ESSAY | Islam & Media Digital : Literasi Umat di tengah Era Post Truth


Assalamu Alaikum Wr Wb


Islam & Media Digital
Literasi Umat di tengah Era Post Truth
Oleh : Muh Faiz Azhar B
Pada tahun 2016, Oxford menjadikan kata post-truth sebagai “Word of the Year”.Jumlah penggunaan istilah post-truth di tahun 2016 meningkat 2000 persen bila dibandingkan dengan tahun 2015. Ada alasan mengapa mengapa kurva penggunaan kata post-truth melambung tinggi di tahun 2016. Sebagian besar penggunaan kata ini, hampir selalu disematkan pada dua momen politik paling berpengaruh di tahun 2016; yakni keluarnya Inggris Raya dari Uni Eropa (Brexit) serta terpilihnya Donald Trump sebagai presiden Amerika Serikat.
Kamus Oxford sendiri mendefinisikan istilah post-truth sebagai kondisi di mana fakta tidak terlalu berpengaruh dalam membentuk opini publik dibanding emosi dan keyakinan personal. Kondisi post-truth memuncak dalam momen politik yang digerakkan oleh sentimen emosi seperti Brexit dan terpilihnya Trump. Dalam situasi tersebut, informasi-informasi hoax memiliki pengaruh yang jauh lebih besar ketimbang fakta yang sebenarnya. Selain ditandai dengan merebaknya berita hoax di media sosial, era post-truth juga ditandai dengan kebimbangan media dan jurnalis dalam menghadapi pernyataan-pernyataan bohong dari para politisi. Kasus selama pemilu presiden Amerika 2016 menjadi bukti bahwa semakin sering media menyiarkan  berita-berita bohong soal Donald Trump, justru membuat nama Trump semakin populer dan kebohongan-kebohongannya tersebar luas
            Di era digital saat ini kita dihantarkan pada keadaan di mana banyak informasi yang dapat diakses dengan begitu mudah. Banjir informasi di era revolusi digital menghadirkan sejumlah dampak sosial. Problem masyarakat saat ini bukan pada bagaimana mendapatkan informasi, melainkan kurangnya kemampuan mencerna informasi yang ada. Kredibilitas media sebagai arus utama yang selalu digerogoti kepentingan elit dan pemilik, Hal ini memaksa masyarakat mencari informasi dengan alternatif lain. Masalahnya medium alternatif berupa media sosial di antaranya facebook, Instagram, youtube dan lainnya tak selalu mengalirkan berita yang benar.
Generasi muda yang memiliki keahlian untuk mengakses media digital, saat ini belum mengimbangi kemampuannya menggunakan media digital untuk kepentingan memperoleh informasi pengembangan diri.

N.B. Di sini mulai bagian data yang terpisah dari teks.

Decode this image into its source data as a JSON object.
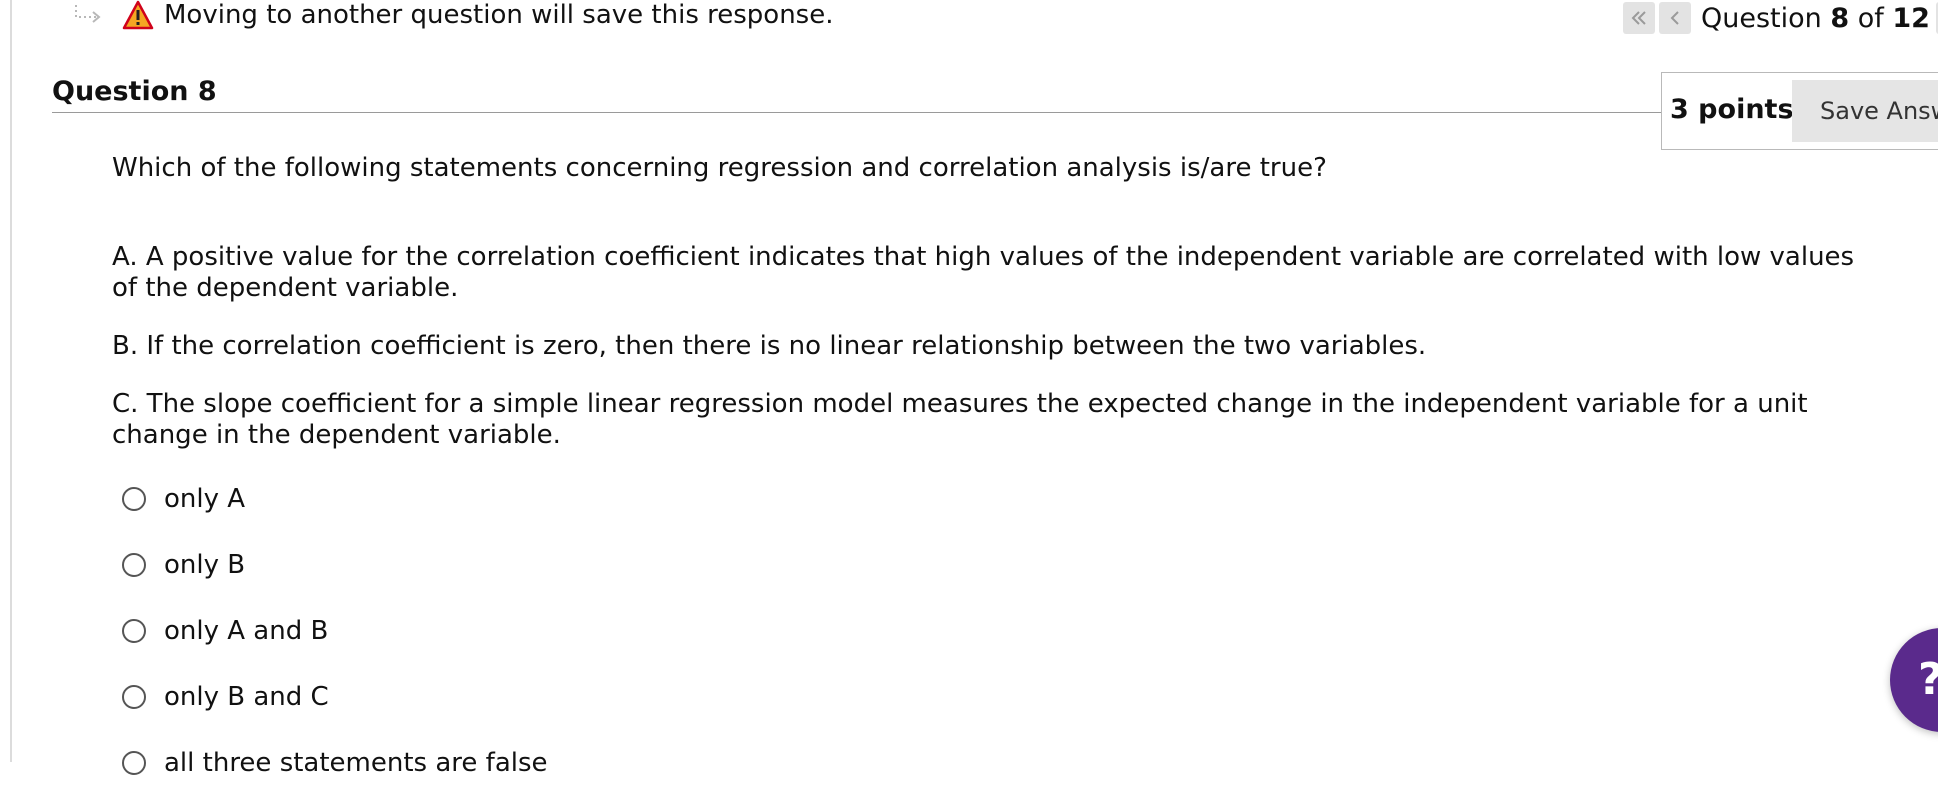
{
  "warning": {
    "text": "Moving to another question will save this response."
  },
  "pager": {
    "prefix": "Question",
    "current": "8",
    "of": "of",
    "total": "12"
  },
  "question": {
    "title": "Question 8",
    "points": "3 points",
    "save_label": "Save Answer",
    "prompt": "Which of the following statements concerning regression and correlation analysis is/are true?",
    "statements": [
      "A. A positive value for the correlation coefficient indicates that high values of the independent variable are correlated with low values of the dependent variable.",
      "B. If the correlation coefficient is zero, then there is no linear relationship between the two variables.",
      "C. The slope coefficient for a simple linear regression model measures the expected change in the independent variable for a unit change in the dependent variable."
    ],
    "choices": [
      "only A",
      "only B",
      "only A and B",
      "only B and C",
      "all three statements are false"
    ]
  },
  "help": {
    "glyph": "?"
  },
  "colors": {
    "help_bubble": "#5a2a8c",
    "warning_icon_fill": "#f5a623",
    "warning_icon_border": "#d0021b"
  },
  "icons": {
    "arrow_hint": "dotted-arrow-icon",
    "warning": "warning-triangle-icon",
    "first": "double-chevron-left-icon",
    "prev": "chevron-left-icon",
    "next": "chevron-right-icon",
    "help": "help-icon"
  }
}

Hal ini juga tidak didukung dengan bertambahnya materi dan informasi  yang disajikan di media digital yang sangat beragam jenis, relevansi, dan validasinya. Di Indonesia saat ini, perkembangan jumlah media tercatat meningkat pesat, yakni mencapai sekitar 47.000, sedangkan yang terverifikasi oleh Dewan Pers hanya sekitar 243 media. Dengan demikian, masyarakat dengan mudah mendapatkan informasi dari berbagai media yang ada, terlepas dari resmi atau tidaknya berita tersebut. Hal ini terindikasi dari semakin merosotnya budaya baca masyarakat yang memang masih dalam tingkat yang rendah. Kehadiran berbagai gadget yang bisa terhubung dengan jaringan internet mengalihkan perhatian orang dari buku ke gadget yang mereka miliki.
Ketika media apapun dapat dipakai untuk mengirim pesan yang lebih menonjolkan opini ketimbang fakta, dan setiap orang bisa mempublikasikan opininya sendiri, maka fakta apapun akan tenggelam oleh kerasnya suara pengirim pesan. Setiap orang dapat menerbitkan opininya, setiap orang menawarkan tafsirnya sendiri terhadap fakta, dan yang paling repot setiap orang mengklaim bahwa tafsirnya yang paling benar. Opini inilah yang diangkat sebagai ‘kebenaran’, bukan faktanya.Bila masyarakat berdiri di atas fakta-fakta yang dimanipulasi, dipoles, disembunyikan, dilepaskan dari konteksnya, dan kemudian pendapat individu atau kelompok lebih ditonjolkan sebagai kebenaran, masyarakat ini sesungguhnya rapuh. Ia bagaikan bangunan kartu domino yang dengan satu sentuhan saja seluruh bangunannya runtuh.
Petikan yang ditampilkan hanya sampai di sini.